Welcome all – and that means all

The days of ‘no blacks, no irish’ signs are long gone, happily, but discrimination can spring up in surprising places.  For that reason, it is good to remember that, as the old song goes, God has ‘the whole world in his hands’, including a lot of people who are different to us.

The Windrush generation encountered racism in many forms, most famously in housing and employment.  Sadly, there were even churches where well-meaning vicars redirected new arrivals to ‘black churches’ down the road. Much has changed in the years since, not least in Newham’s churches, where people from a fantastic range of backgrounds and ethnicities worship together.  It would be a brave person, nonetheless, who said that discrimination has disappeared.

There was another group in the early 1960s who were treated badly because they were different. They were the teenagers who rode motorbikes and scooters and hung around in coffee bars. Many a pub had ‘no leathers’ signs on the door, and the tabloid press played up ‘Mods and Rockers’ as the latest threat to civilisation.
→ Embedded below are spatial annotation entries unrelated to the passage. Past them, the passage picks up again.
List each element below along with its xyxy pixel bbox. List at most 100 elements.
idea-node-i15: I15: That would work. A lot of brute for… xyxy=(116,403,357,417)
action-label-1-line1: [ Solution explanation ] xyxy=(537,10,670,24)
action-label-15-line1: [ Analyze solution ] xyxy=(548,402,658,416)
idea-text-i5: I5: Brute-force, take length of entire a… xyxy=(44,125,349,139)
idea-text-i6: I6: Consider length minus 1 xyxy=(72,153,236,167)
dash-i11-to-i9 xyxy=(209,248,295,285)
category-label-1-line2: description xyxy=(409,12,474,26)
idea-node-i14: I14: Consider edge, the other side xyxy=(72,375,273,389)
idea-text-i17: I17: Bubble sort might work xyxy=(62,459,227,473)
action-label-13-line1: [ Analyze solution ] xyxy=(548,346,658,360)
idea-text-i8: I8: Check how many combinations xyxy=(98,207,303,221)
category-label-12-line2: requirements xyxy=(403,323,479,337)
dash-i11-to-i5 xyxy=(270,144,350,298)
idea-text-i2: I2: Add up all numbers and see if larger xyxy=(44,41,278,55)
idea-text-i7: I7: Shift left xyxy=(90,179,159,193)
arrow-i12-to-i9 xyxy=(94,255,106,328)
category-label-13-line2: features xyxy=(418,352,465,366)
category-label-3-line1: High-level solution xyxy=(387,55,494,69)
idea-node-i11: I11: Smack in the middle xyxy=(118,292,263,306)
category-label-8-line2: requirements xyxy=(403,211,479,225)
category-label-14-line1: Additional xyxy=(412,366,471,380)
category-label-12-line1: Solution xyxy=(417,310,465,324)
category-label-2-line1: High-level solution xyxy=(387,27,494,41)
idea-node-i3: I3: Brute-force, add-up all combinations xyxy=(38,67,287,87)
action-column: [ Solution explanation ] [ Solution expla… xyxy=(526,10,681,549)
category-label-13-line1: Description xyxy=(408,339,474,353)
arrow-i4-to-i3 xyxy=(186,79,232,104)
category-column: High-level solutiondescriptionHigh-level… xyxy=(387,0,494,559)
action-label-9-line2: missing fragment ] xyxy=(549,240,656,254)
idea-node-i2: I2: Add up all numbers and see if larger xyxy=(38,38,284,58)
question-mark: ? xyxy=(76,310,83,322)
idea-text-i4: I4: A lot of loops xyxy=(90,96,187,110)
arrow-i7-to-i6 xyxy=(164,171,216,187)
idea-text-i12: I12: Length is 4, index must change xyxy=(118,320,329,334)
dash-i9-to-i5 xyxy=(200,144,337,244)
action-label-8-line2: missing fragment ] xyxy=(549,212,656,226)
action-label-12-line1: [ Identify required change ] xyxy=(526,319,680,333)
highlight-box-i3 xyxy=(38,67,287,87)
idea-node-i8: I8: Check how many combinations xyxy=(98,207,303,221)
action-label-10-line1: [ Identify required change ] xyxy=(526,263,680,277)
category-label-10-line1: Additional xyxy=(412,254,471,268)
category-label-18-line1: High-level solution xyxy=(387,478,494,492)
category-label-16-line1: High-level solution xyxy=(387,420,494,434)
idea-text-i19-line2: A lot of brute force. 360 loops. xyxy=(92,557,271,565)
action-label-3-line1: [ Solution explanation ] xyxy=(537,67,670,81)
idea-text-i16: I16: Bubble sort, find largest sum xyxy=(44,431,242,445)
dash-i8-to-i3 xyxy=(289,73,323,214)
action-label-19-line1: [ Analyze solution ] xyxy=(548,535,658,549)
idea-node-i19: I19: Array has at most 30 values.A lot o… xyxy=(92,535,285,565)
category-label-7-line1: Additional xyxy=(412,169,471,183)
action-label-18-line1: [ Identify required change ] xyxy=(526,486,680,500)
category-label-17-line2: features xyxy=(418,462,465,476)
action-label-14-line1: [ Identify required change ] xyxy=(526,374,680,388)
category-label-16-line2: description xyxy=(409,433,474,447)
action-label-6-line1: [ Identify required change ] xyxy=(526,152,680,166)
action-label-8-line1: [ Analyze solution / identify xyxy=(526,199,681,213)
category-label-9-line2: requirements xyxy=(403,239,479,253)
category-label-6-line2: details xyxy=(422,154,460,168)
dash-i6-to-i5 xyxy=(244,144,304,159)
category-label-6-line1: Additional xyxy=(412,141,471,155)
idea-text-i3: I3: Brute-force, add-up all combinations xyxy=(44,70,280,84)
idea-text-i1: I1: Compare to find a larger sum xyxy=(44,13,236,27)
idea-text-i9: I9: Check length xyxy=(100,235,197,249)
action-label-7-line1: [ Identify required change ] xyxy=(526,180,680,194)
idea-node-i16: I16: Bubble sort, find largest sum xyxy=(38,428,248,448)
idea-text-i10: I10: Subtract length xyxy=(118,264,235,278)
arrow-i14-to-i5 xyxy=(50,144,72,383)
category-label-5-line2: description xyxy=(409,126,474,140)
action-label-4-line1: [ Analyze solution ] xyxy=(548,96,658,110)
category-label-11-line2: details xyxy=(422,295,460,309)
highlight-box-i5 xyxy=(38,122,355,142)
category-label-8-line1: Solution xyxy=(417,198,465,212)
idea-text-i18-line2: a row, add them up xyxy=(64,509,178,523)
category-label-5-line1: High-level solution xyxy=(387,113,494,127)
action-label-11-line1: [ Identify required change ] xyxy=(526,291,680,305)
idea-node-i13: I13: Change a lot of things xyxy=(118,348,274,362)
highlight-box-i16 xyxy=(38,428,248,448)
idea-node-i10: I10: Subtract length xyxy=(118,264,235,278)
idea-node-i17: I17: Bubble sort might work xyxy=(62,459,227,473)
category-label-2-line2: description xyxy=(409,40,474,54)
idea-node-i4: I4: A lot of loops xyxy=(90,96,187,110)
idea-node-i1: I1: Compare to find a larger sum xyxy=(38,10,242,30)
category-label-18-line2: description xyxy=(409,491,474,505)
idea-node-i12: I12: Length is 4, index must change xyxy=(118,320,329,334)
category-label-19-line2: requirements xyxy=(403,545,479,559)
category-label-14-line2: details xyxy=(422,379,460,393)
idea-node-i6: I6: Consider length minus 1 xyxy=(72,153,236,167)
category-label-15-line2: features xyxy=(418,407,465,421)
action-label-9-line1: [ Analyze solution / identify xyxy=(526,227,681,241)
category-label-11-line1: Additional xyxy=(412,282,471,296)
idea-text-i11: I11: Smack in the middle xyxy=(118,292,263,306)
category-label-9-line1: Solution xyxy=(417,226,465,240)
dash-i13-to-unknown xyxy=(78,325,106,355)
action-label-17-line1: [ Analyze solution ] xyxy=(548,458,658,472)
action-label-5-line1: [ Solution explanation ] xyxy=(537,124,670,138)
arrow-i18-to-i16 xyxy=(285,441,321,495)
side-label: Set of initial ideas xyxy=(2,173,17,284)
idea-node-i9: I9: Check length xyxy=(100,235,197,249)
Ordinary people saw them as dangerous, which is why a London vicar, Rev Bill Shergold, became somewhat famous for welcoming them to his church, to what became known as ‘The 59 Club’.

The club thrived in Hackney, where visitors included celebrities like Cliff Richard. It did so because it offered a welcome to young people who were used to being shunned. They were made welcome because ‘Father Bill’ believed that God loved them as much as he loved anyone, and that God welcomed them even when others didn’t.

The 59 Club continues to meet in Plaistow and in West London, although its members are no longer the rebels and outcasts that they were once seen to be. It’s worth asking, though, who are the outcasts of today?  Who are the people who we find it hardest to welcome and who encounter barriers and hostility? Because, just like Bill Shergold did in the 1960s, we need to remember that God loves them and values them as much as he loves us. And we need to act accordingly.